Craft spirits and local distilleries are quite “the thing” right now, and upstate New York is no exception. It’s hard to differentiate yourself from the rest of the crowd in a market like this one, so the Catskill Distilling Co. decided to try and trade on their proximity to the famous Woodstock festival grounds to make a name for themselves. The only question: is it any good?
Founded in 2011 along with the Dancing Cat Saloon, the Catskill Distilling Company is located spitting distance from the original location of the Woodstock music concert (which the founder attended in 1969).
Monte Sachs, the owner and founder of the distillery, had attended veterinary school in Pisa, Italy during his formative years. After attending class every day, he would spend time with a local farmer who taught him how to distill grappa, a traditional Italian liquor. That craftsmanship and love of the distilling process is what prompted him to start the Catskill Distilling Company back home in New York.
Honestly, there’s not much detail available about the process that went into the production of this spirit. The website is very sparse and I had to cobble together most of my information from third parties.
The bourbon starts with with a fermented mash composed of 70% corn, 20% rye, and 10% malted barley. The grains are sourced from Cochecton Mills (a local farm in upstate New York) and are ground into the required consistency within the Catskill Distilling Co’s own distillery using a hammer mill.
Once fermented, the mash is distilled and aged in new 25 gallon charred oak barrels for a period of two years before being bottled. The use of 25 gallon barrels is interesting, as the normal barrel size for a full production whiskey is closer to 50 gallons. The smaller barrels provide a higher barrel to whiskey ratio allowing for greater interaction and usually a quicker maturation cycle.

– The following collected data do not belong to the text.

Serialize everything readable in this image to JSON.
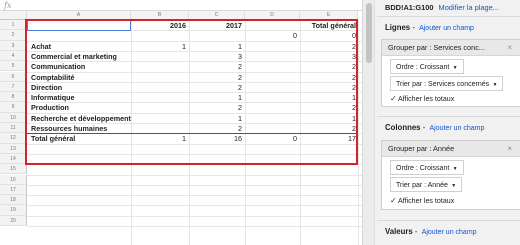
{
  "formula": {
    "fx": "fx"
  },
  "columns": [
    "A",
    "B",
    "C",
    "D",
    "E"
  ],
  "rows": [
    "1",
    "2",
    "3",
    "4",
    "5",
    "6",
    "7",
    "8",
    "9",
    "10",
    "11",
    "12",
    "13",
    "14",
    "15",
    "16",
    "17",
    "18",
    "19",
    "20"
  ],
  "pivot": {
    "header": [
      "",
      "2016",
      "2017",
      "",
      "Total général"
    ],
    "data_rows": [
      {
        "label": "",
        "v2016": "",
        "v2017": "",
        "vblank": "0",
        "total": "0"
      },
      {
        "label": "Achat",
        "v2016": "1",
        "v2017": "1",
        "vblank": "",
        "total": "2"
      },
      {
        "label": "Commercial et marketing",
        "v2016": "",
        "v2017": "3",
        "vblank": "",
        "total": "3"
      },
      {
        "label": "Communication",
        "v2016": "",
        "v2017": "2",
        "vblank": "",
        "total": "2"
      },
      {
        "label": "Comptabilité",
        "v2016": "",
        "v2017": "2",
        "vblank": "",
        "total": "2"
      },
      {
        "label": "Direction",
        "v2016": "",
        "v2017": "2",
        "vblank": "",
        "total": "2"
      },
      {
        "label": "Informatique",
        "v2016": "",
        "v2017": "1",
        "vblank": "",
        "total": "1"
      },
      {
        "label": "Production",
        "v2016": "",
        "v2017": "2",
        "vblank": "",
        "total": "2"
      },
      {
        "label": "Recherche et développement",
        "v2016": "",
        "v2017": "1",
        "vblank": "",
        "total": "1"
      },
      {
        "label": "Ressources humaines",
        "v2016": "",
        "v2017": "2",
        "vblank": "",
        "total": "2"
      }
    ],
    "total_row": {
      "label": "Total général",
      "v2016": "1",
      "v2017": "16",
      "vblank": "0",
      "total": "17"
    }
  },
  "panel": {
    "range": "BDD!A1:G100",
    "range_link": "Modifier la plage...",
    "lignes": {
      "title": "Lignes",
      "add": "Ajouter un champ",
      "card_title": "Grouper par : Services conc...",
      "close": "×",
      "order": "Ordre : Croissant",
      "sort": "Trier par : Services concernés",
      "totals": "Afficher les totaux"
    },
    "colonnes": {
      "title": "Colonnes",
      "add": "Ajouter un champ",
      "card_title": "Grouper par : Année",
      "close": "×",
      "order": "Ordre : Croissant",
      "sort": "Trier par : Année",
      "totals": "Afficher les totaux"
    },
    "valeurs": {
      "title": "Valeurs",
      "add": "Ajouter un champ"
    }
  }
}
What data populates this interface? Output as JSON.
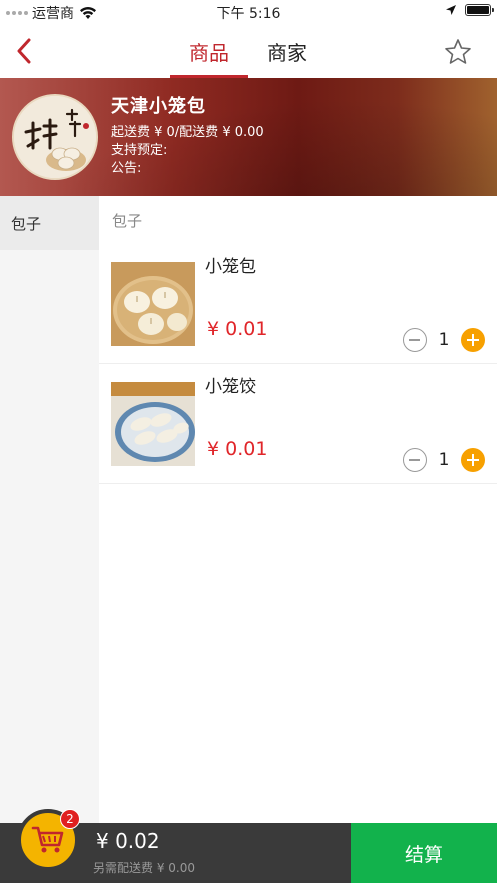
{
  "status_bar": {
    "carrier": "运营商",
    "time": "下午 5:16"
  },
  "nav": {
    "tabs": [
      {
        "label": "商品",
        "active": true
      },
      {
        "label": "商家",
        "active": false
      }
    ],
    "back_icon": "chevron-left-icon",
    "favorite_icon": "star-outline-icon"
  },
  "shop": {
    "name": "天津小笼包",
    "delivery_line": "起送费 ¥ 0/配送费 ¥ 0.00",
    "preorder_line": "支持预定:",
    "notice_line": "公告:",
    "logo_text": "天津小笼包"
  },
  "categories": [
    {
      "label": "包子",
      "selected": true
    }
  ],
  "section_title": "包子",
  "products": [
    {
      "name": "小笼包",
      "price": "¥ 0.01",
      "quantity": "1"
    },
    {
      "name": "小笼饺",
      "price": "¥ 0.01",
      "quantity": "1"
    }
  ],
  "cart": {
    "badge_count": "2",
    "total": "¥ 0.02",
    "delivery_note": "另需配送费 ¥ 0.00",
    "checkout_label": "结算"
  },
  "colors": {
    "accent_red": "#c0272d",
    "price_red": "#e0262a",
    "checkout_green": "#12b24c",
    "plus_orange": "#f7a000",
    "cart_yellow": "#f4b400"
  }
}
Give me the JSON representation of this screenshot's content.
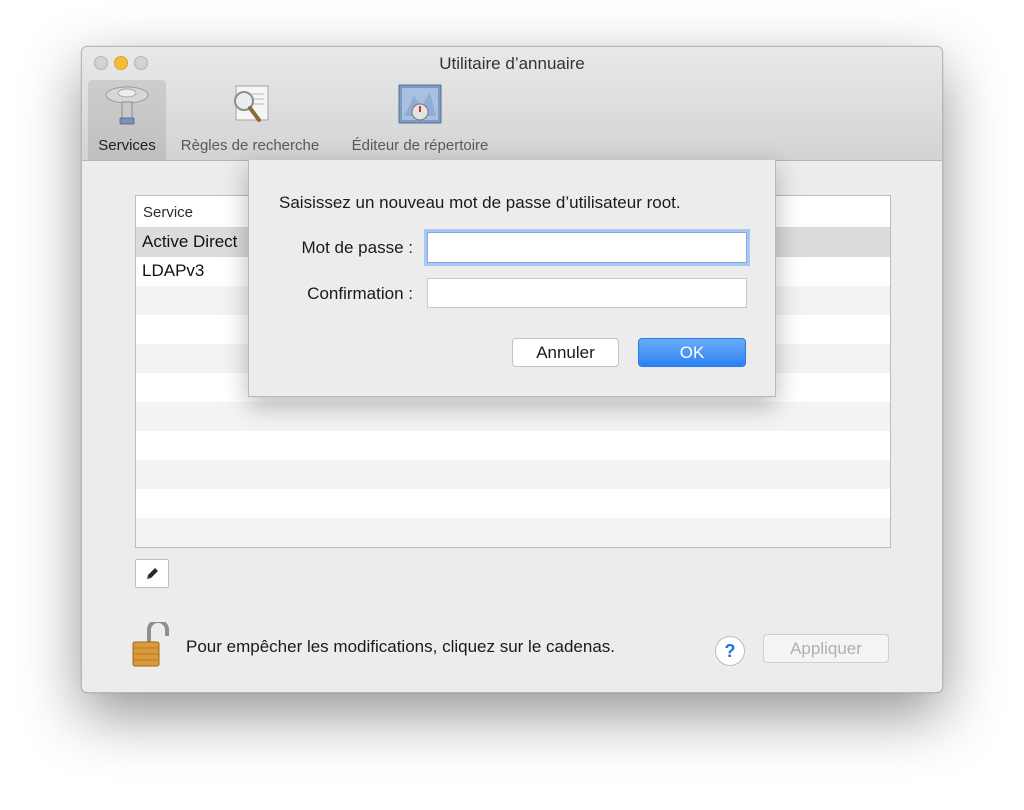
{
  "window": {
    "title": "Utilitaire d’annuaire"
  },
  "toolbar": {
    "items": [
      {
        "label": "Services",
        "icon": "services-icon",
        "selected": true
      },
      {
        "label": "Règles de recherche",
        "icon": "search-policy-icon",
        "selected": false
      },
      {
        "label": "Éditeur de répertoire",
        "icon": "directory-editor-icon",
        "selected": false
      }
    ]
  },
  "services_table": {
    "header": "Service",
    "rows": [
      "Active Direct",
      "LDAPv3"
    ]
  },
  "footer": {
    "lock_text": "Pour empêcher les modifications, cliquez sur le cadenas.",
    "help_label": "?",
    "apply_label": "Appliquer"
  },
  "password_sheet": {
    "message": "Saisissez un nouveau mot de passe d’utilisateur root.",
    "password_label": "Mot de passe :",
    "password_value": "",
    "confirm_label": "Confirmation :",
    "confirm_value": "",
    "cancel_label": "Annuler",
    "ok_label": "OK"
  },
  "colors": {
    "accent": "#3b8bf5",
    "focus_ring": "#a9c7f3",
    "lock": "#d89a3a"
  }
}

The design is pretty standard for a spirits bottle. There’s a round base that tapers into a rounded shoulder and ends in a long neck with a bulge (to make it more comfortable to pour). The bottle is topped with a wood and cork stopper.
It feels to me like the bottle design is a little bit older than some of the other craft distilleries. The newer bottles these days have a thicker base which better protects the bottle from accidental damage from being dropped and also makes it “pop” a little more on lighted bar shelves (the extra glass makes the whole thing light up brilliantly). None of that is here, instead opting for something closer to the thickness of a wine bottle.
As for the label, it’s a little hard to read for my old man eyes. The gold lettering on a black background is just too hard to make out for me. I appreciate that they were trying to go for something a little different, but the shiny reflective lettering just gets lost and muddled in my opinion when combined with the glossy black label. Maybe if they had done a more matte black it would have been better?
It smells delicious in the glass. The primary smell I detect is green apples, with some caramel sweetness in the background. It seems crisp and sweet.
On first sip, I get an unfortunate association: cough syrup. The flavors combine at first in a bit of a confusing mess, but with repeated sipping things begin to clear up.
I do get some distinctly floral notes, tasting very similar to the Nikka Red Label Japanese blend. But where that was a whiskey in the Scottish tradition, this is a bourbon in the American tradition and used a charred oak barrel for aging. That charred barrel imparted some rich caramel and vanilla notes.
Each of these things on their own is delicious. But, for me, the combination isn’t something that turns my crank.
The spirit has a good weight, heavier than normal for a 42.5% ABV spirit, and a smooth flavor throughout. There’s a distinct peppery finish thanks to the higher rye content, which I appreciate.
With a little bit of ice, the floral flavors drop out of the equation and what we’re left with are the traditional bourbon flavors. There’s a deep caramel and vanilla flavor that is pleasant to sip, and the spice from the rye still comes through brilliantly. Compared to neat, it’s a bit less ‘noisy’ in terms of flavor profile.
Cocktail (Old Fashioned)
I enjoy a good high rye content bourbon, and this delivers in spades.
With an Old Fashioned, the deep and rich flavors provide a fantastic balance for the orange bitters. The corn content in the bourbon is just enough to provide the necessary sweetness to counteract the bitterness without being overpowering.
This is going to depend on your preference.
The flavors of the bourbon are deep and earthy to start, and the ginger beer doesn’t do a lot to lift that deep flavor. The mule is similarly rich and deep, not the light and refreshing mule that is typical.
If you like deeper and richer flavors, this will definitely work for you. If you are looking for something lighter and crisper, though, you might want a different spirit.
This is going to very much depend on your taste and your palate. I think it’s absolutely worth the price of admission to try this bourbon, but whether you like it or not is going to depend on whether you like those floral flavors. For me, this was just a hair over the line when sipping it neat, but when you add some ice or turn it into a cocktail it’s a damn fine offering.
The Most Righteous Bourbon
Owner: Catskill Distilling Co.
Production: Bethel, NY
Grain bill: 70% corn, 20% rye, 10% malted barley.
Aging: 2 years
Proof: 42.5% ABV
Price: $29.99/ 750ml
Overall Rating: 3/5
It’s less expensive than something mass-produced (like a Bulleit Bourbon), but has a distinctive taste all its own.